After dropping points in disappointing fashion, Manchester United look to regroup and continue their top-four push Thursday when they face Crystal Palace at Selhurst Park.
The stakes for Champions League spots were raised earlier this week when the Court of Arbitration for Sport overturned UEFA's two-year ban of Manchester City from European play. The deposed champions have already claimed one of those places along with new title-holders Liverpool, leaving United (16-11-8) among five teams vying for spots to Europe's top two club tournaments.

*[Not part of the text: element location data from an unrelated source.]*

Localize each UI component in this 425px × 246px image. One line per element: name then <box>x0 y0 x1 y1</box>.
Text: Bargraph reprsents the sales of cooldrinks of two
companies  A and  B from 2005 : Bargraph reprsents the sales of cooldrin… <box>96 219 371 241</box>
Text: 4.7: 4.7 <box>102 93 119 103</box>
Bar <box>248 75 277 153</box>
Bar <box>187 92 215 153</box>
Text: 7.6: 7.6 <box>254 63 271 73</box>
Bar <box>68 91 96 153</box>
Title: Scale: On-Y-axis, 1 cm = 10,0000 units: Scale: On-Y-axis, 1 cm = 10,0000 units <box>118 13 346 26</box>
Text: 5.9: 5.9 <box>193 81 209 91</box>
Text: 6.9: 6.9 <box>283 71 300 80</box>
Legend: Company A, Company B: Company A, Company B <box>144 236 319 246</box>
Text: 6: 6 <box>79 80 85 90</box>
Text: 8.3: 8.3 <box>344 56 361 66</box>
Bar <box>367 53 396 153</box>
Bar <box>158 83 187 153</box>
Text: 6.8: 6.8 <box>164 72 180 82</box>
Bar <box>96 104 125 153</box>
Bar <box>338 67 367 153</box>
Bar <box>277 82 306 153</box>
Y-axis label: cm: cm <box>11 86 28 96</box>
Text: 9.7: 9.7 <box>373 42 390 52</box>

Ole Gunnar Solskjaer's club enter this match fifth, trailing Leicester City on goal difference and missed a chance to take fourth after being pegged back to a 2-2 draw at home versus Southampton on Monday. Marcus Rashford and Anthony Martial scored three minutes apart in the first half to overturn an early deficit, but Solskjaer may have gotten too defensive with his second-half substitutions in removing both Paul Pogba and Bruno Fernandes.
That contributed to the Saints being able to swing the match and escape Old Trafford with a point on a stoppage-time marker by Michael Obafemi.
"I'm very disappointed of course, but you have to take the disappointments, as well as the positives when you win games," Solskjaer said. "Of course, the disappointment with this is when it's one of the last kicks of the ball and you concede a goal and you lose two points.
"That's part of football and we've learnt a hard lesson, hopefully. We'll make it right, we'll put it right. I trust them in that respect."
If there is one positive, it is that United still control their own destiny since winning out would also include a victory over Leicester City in the season-finale and would provide a finish of no worse than fourth. But to get to that point, they must get themselves right to deal with a normally stubborn Palace side.
"We have to keep our head up, we have three games to go. The next one is Crystal Palace on Thursday, if we win the last three games we are in the Champions League," midfielder Nemanja Matic told MUTV. "We have another game now, against a very good team again, so we have to go with everything because we want to play Champions League next season.
"I think we deserve that, so I want to say we work positively, recover well and we will see on Thursday if we are ready. I am sure the team is ready."
Palace (11-9-15) are playing out the string, too far from competing for European places and safely in the top flight for the next term despite entering this contest having dropped five on the bounce. Roy Hodgson's club were blanked for the fourth time in that span, losing 2-0 at Aston Villa on Sunday.
A goal chalked off by VAR right before halftime swung the match against Palace, who conceded in first-half stoppage time and again before the hour. Compounding the defeat was the racist abuse striker Wilfried Zaha endured before the match, with the comments he uploaded to Twitter resulting in the arrest of a 12-year-old boy from the Midlands.
The Ivory Coast international released a statement on Twitter after the match that read:
"Very disappointed we didn't get a better result yesterday but I wanted to come on here to thank you for all your messages of support. I would also like to thank West Midlands Police for their swift action in making an arrest.
"People need to understand that whatever your age, that your behaviour and your words come with consequences and you cannot hide behind social media. It is important social media platforms do as they did yesterday and seek out these individuals and remove them.
"This is not the first time I have receive messages like this, nor am I the only player to receive messages like this - it happens every day. I want to thank everyone for the love and support but enough is enough!
"It is not enough to be disgusted by these messages I received and move on. It isn't enough to just say #notoracism. We need action, we need education, things need to change."
Project Restart has not been kind to Palace, whose lone result came in a 2-0 win over Bournemouth in the first of their six matches. Still, midfielder Luka Milivojevic has called on his club for a response to end their losing ways and sprint to the tape.
"I don't want it to look like we are on 'holiday' because we are not," he told the team's official website. "We are working hard in training. We have to correct things, it is not what we wanted after the break. We have to continue working hard and try to correct and try to put more desire in our performance."
Palace are seeking their first Premier League double over United after recording their first such win against them in the reverse fixture, stealing a 2-1 victory at Old Trafford on Patrick Van Aanholt's stoppage-time winner after Daniel James pulled United level on 89 minutes.
The Eagles, who snapped a 20-match winless spell (0-4-16) in Premier League and beat United for the first time in any competition since a League Cup win in 2011, have never done a top-flight double in the 98-year series.
United are 7-3-0 in Premier League matches at Selhurst Park.